Ещё года три назад я был уверен: вот пришло в общественную жизнь новое поколение — поколение двадцатилетних, людей, сформировавшихся в годы свободы, — и сейчас начнётся. Эти ребята мыслили, писали, выступали смело, ярко, откровенно; казалось. Повеяло новым шестидесятничеством — Чернышевским и Добролюбовым, Синявским и Галансковым.
Но перелома всё не наступает. И, кажется, благоприятный момент упущен. После череды громких дебютов двадцатилетние или замолчали, или, что хуже, встроились в общую систему. Что ж, это понятно — люди взрослеют, становятся осторожнее. Жизнь шлифует.
Легко быть смелым и агрессивным, радикально мыслящим студентом, но оставаться таким же, превратившись в клерка, невозможно. Легко честно и беспощадно описать мир подростков, но честно описать мир офиса, в котором зарабатываешь на хлеб с маслом, более чем рискованно — вдруг прочитают прототипы и вышвырнут на холодную, злую улицу.

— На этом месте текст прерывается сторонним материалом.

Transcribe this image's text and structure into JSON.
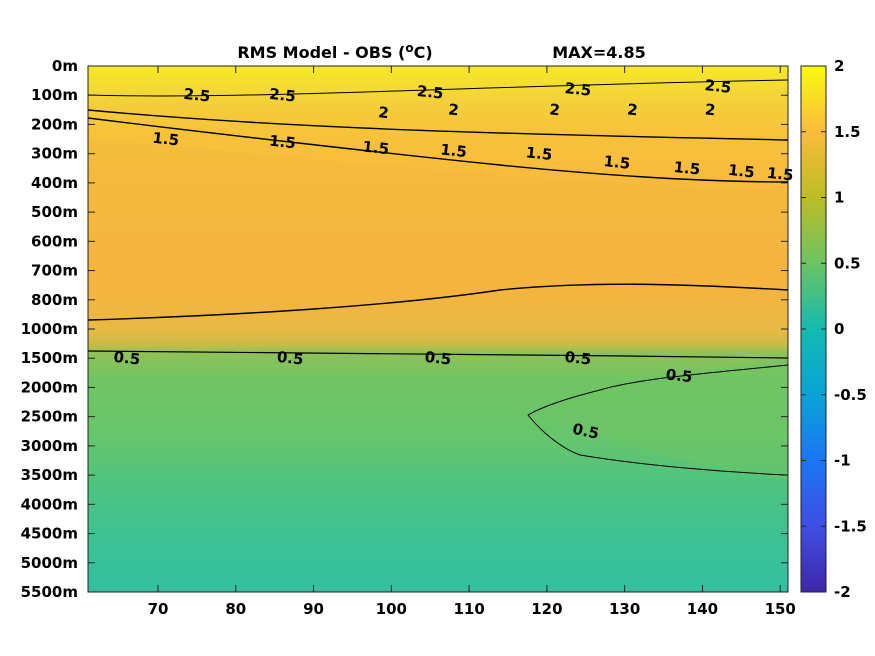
{
  "chart_data": {
    "type": "heatmap",
    "title": "RMS Model - OBS (°C)",
    "title_parts": {
      "prefix": "RMS Model - OBS (",
      "sup": "o",
      "suffix": "C)"
    },
    "annotation": "MAX=4.85",
    "x_ticks": [
      "70",
      "80",
      "90",
      "100",
      "110",
      "120",
      "130",
      "140",
      "150"
    ],
    "x_values": [
      70,
      80,
      90,
      100,
      110,
      120,
      130,
      140,
      150
    ],
    "xlim": [
      61,
      151
    ],
    "y_ticks": [
      "0m",
      "100m",
      "200m",
      "300m",
      "400m",
      "500m",
      "600m",
      "700m",
      "800m",
      "1000m",
      "1500m",
      "2000m",
      "2500m",
      "3000m",
      "3500m",
      "4000m",
      "4500m",
      "5000m",
      "5500m"
    ],
    "colorbar": {
      "ticks": [
        "2",
        "1.5",
        "1",
        "0.5",
        "0",
        "-0.5",
        "-1",
        "-1.5",
        "-2"
      ],
      "tick_values": [
        2,
        1.5,
        1,
        0.5,
        0,
        -0.5,
        -1,
        -1.5,
        -2
      ],
      "range": [
        -2,
        2
      ],
      "colormap": "parula"
    },
    "contour_labels": [
      {
        "text": "1.5",
        "x": 71,
        "depth": "250m"
      },
      {
        "text": "1.5",
        "x": 86,
        "depth": "260m"
      },
      {
        "text": "1.5",
        "x": 98,
        "depth": "280m"
      },
      {
        "text": "1.5",
        "x": 108,
        "depth": "290m"
      },
      {
        "text": "1.5",
        "x": 119,
        "depth": "300m"
      },
      {
        "text": "1.5",
        "x": 129,
        "depth": "330m"
      },
      {
        "text": "1.5",
        "x": 138,
        "depth": "350m"
      },
      {
        "text": "1.5",
        "x": 145,
        "depth": "360m"
      },
      {
        "text": "1.5",
        "x": 150,
        "depth": "370m"
      },
      {
        "text": "2",
        "x": 99,
        "depth": "160m"
      },
      {
        "text": "2",
        "x": 108,
        "depth": "150m"
      },
      {
        "text": "2",
        "x": 121,
        "depth": "150m"
      },
      {
        "text": "2",
        "x": 131,
        "depth": "150m"
      },
      {
        "text": "2",
        "x": 141,
        "depth": "150m"
      },
      {
        "text": "2.5",
        "x": 75,
        "depth": "100m"
      },
      {
        "text": "2.5",
        "x": 86,
        "depth": "100m"
      },
      {
        "text": "2.5",
        "x": 105,
        "depth": "90m"
      },
      {
        "text": "2.5",
        "x": 124,
        "depth": "80m"
      },
      {
        "text": "2.5",
        "x": 142,
        "depth": "70m"
      },
      {
        "text": "0.5",
        "x": 66,
        "depth": "1500m"
      },
      {
        "text": "0.5",
        "x": 87,
        "depth": "1500m"
      },
      {
        "text": "0.5",
        "x": 106,
        "depth": "1500m"
      },
      {
        "text": "0.5",
        "x": 124,
        "depth": "1500m"
      },
      {
        "text": "0.5",
        "x": 125,
        "depth": "2750m"
      },
      {
        "text": "0.5",
        "x": 137,
        "depth": "1800m"
      }
    ]
  }
}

…Сегодня идея справедливости в политике востребована. Её используют. В Турции, например, есть партия, в названии которой есть слово «справедливость», не так давно у нас появилась партия «Справедливая Россия». Но вряд ли в устройстве государства справедливость когда-либо восторжествует. Любому государству нужно послушное общество, и в идеале до того послушное, чтобы эта послушность воспринималась обществом как справедливость. У Замятина в романе «Мы» такое общество — общество-муравейник — показано очень подробно и достоверно. И несколько мыслящих персонажей воспринимаются как инородные объекты.
В последние десятилетия в Западной Европе пытаются построить нечто вроде справедливых государств, но, во-первых, государства эти уже мало чем напоминают государства, а во-вторых, и там предостаточно фактов несправедливости, и несправедливости, быть может, более глубокой, чем в самом тоталитарном государстве. Отлаженная до автоматизма справедливость может стать беспощадно жесткими тисками.
Но всё же, вспоминая Даля, — справедливость (точнее, «справедливый»), это понятие личностное, и, наверное, если каждый, в том числе и человек государственный, будет жить и действовать по совести, то есть надежда, что справедливость восторжествует. Хотя это, конечно, утопия…
За перевалом
Сразу хочу сказать, что я чувствую некоторое несоответствие названия рубрики «Нестоличная Россия» и своего ощущения от того уголка страны, которому посвящены мои заметки. С детства я знал, был уверен, что город, в котором живу, Кызыл, это столица. Осознание того, что это столица лишь одной из многих автономных республик Советского Союза, Тувинской АССР, наступило позже, как и то, что Кызыл на самом-то деле город маленький, не столь уж значительный — в программе «Время» новости из Тувы были великой редкостью, Генеральные секретари в Кызыл никогда не заглядывали…
Но осознание есть осознание, а детская уверенность до сих пор осталась: при слове «столица» мне первым делом представляется далёкий Кызыл. Тем более что на политических картах мира, изучать которые я в детстве очень любил, 1920-х–1940-х годов Кызыл обозначался такой же жирной точкой, как Москва, Берлин, Париж — в то время Кызыл был столицей Тувинской Народной Республики. В состав СССР Тува вошла только в 1944 году, на двадцать с лишним лет позже всех остальных республик.
Да и насчёт «России» тоже сердцу не прикажешь — впиталось, вжилось ещё с советских времён: «В Россию надо съездить…»; «В России-то…»; «Россия давно уж…». Так жители Тувы говорили о земле, расположенной севернее, западнее и восточнее Саянских хребтов, так говорят и теперь, и эта во многом подсознательная отдельность от остальной страны, кажется, оправданна.